ELEPHANTS UNDER THREAT 

One of the key threats to the majestic African elephant is poaching. Fuelled by the ivory trade, around 15,000 animals are killed each year for their tusks – that’s an average of 40 a day. In fact, we estimate that we’ve lost over 80% of the planet’s African elephants in the past century. 

Starting in the early 2010s, elephant poaching in Africa soared. This was largely due to an increasing demand for ivory, particularly in China and the Far East, where it is used for ornaments and seen as a luxury status symbol. Today, international criminal networks are still smuggling huge quantities of ivory, and evidence shows that legal ivory markets can provide a cover to launder illegal ivory.

 

African elephants (Loxodonta africana) at a waterhole – remote camera. Masai Mara National Reserve, Kenya.

CLOSING IVORY MARKETS 

The international commercial trade in ivory was banned in 1989, although many countries continued to sell ivory legally, within their own borders and exemptions for some types of ivory like antiques made exporting them legal, including here in the UK. WWF rallied hard to have new laws passed that would close domestic markets in hotspots linked to illegal trade. We celebrated a great success at the end of 2016 when China, the world’s biggest ivory market, announced that all ivory sales within the country would be banned.  
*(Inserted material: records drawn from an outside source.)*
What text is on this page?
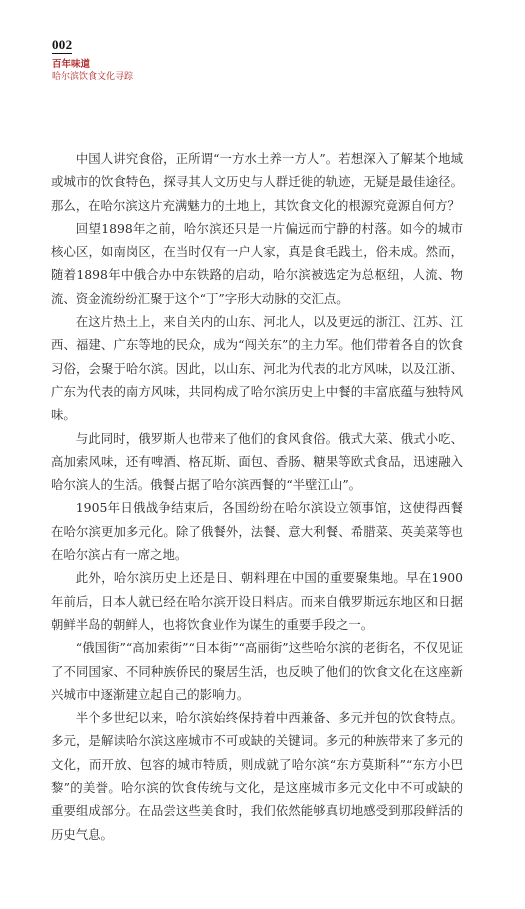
002
百年味道
哈尔滨饮食文化寻踪

中国人讲究食俗，正所谓“一方水土养一方人”。若想深入了解某个地域或城市的饮食特色，探寻其人文历史与人群迁徙的轨迹，无疑是最佳途径。那么，在哈尔滨这片充满魅力的土地上，其饮食文化的根源究竟源自何方？

回望1898年之前，哈尔滨还只是一片偏远而宁静的村落。如今的城市核心区，如南岗区，在当时仅有一户人家，真是食毛践土，俗未成。然而，随着1898年中俄合办中东铁路的启动，哈尔滨被选定为总枢纽，人流、物流、资金流纷纷汇聚于这个“丁”字形大动脉的交汇点。

在这片热土上，来自关内的山东、河北人，以及更远的浙江、江苏、江西、福建、广东等地的民众，成为“闯关东”的主力军。他们带着各自的饮食习俗，会聚于哈尔滨。因此，以山东、河北为代表的北方风味，以及江浙、广东为代表的南方风味，共同构成了哈尔滨历史上中餐的丰富底蕴与独特风味。

与此同时，俄罗斯人也带来了他们的食风食俗。俄式大菜、俄式小吃、高加索风味，还有啤酒、格瓦斯、面包、香肠、糖果等欧式食品，迅速融入哈尔滨人的生活。俄餐占据了哈尔滨西餐的“半壁江山”。

1905年日俄战争结束后，各国纷纷在哈尔滨设立领事馆，这使得西餐在哈尔滨更加多元化。除了俄餐外，法餐、意大利餐、希腊菜、英美菜等也在哈尔滨占有一席之地。

此外，哈尔滨历史上还是日、朝料理在中国的重要聚集地。早在1900年前后，日本人就已经在哈尔滨开设日料店。而来自俄罗斯远东地区和日据朝鲜半岛的朝鲜人，也将饮食业作为谋生的重要手段之一。

“俄国街”“高加索街”“日本街”“高丽街”这些哈尔滨的老街名，不仅见证了不同国家、不同种族侨民的聚居生活，也反映了他们的饮食文化在这座新兴城市中逐渐建立起自己的影响力。

半个多世纪以来，哈尔滨始终保持着中西兼备、多元并包的饮食特点。多元，是解读哈尔滨这座城市不可或缺的关键词。多元的种族带来了多元的文化，而开放、包容的城市特质，则成就了哈尔滨“东方莫斯科”“东方小巴黎”的美誉。哈尔滨的饮食传统与文化，是这座城市多元文化中不可或缺的重要组成部分。在品尝这些美食时，我们依然能够真切地感受到那段鲜活的历史气息。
In 2017, with the help of WWF supporters, we urged the UK government to follow suit. We were thrilled when later that year, plans for a UK ivory trade ban were announced. The government is currently consulting on the implementation of the ivory act. WWF, in collaboration with other NGOs in the UK, is pressing the government to ensure this happens swiftly and effectively. We’re working hard to shut down other major ivory markets linked to illegal trade, alongside working to change consumer behaviour to reduce the demand for ivory that drives poaching of elephants.  

MEASURING SUCCESS 

These bans sound like good progress, but do they really make a difference to elephants? We’ve been monitoring ivory demand in China since the ban and launched a report in 2020 with results of the latest survey. We found that demand for ivory is continuing to decrease since the ban. Consumer’s intentions to purchase ivory are now less than half of pre-ban levels. This is a fantastic step forward, but the report also highlighted that there is more work to be done to reduce demand amongst overseas travellers. We hope that other countries will be encouraged to follow China’s example, and with your support, we’re continuing to fight for elephants and end the slaughter of these magnificent creatures.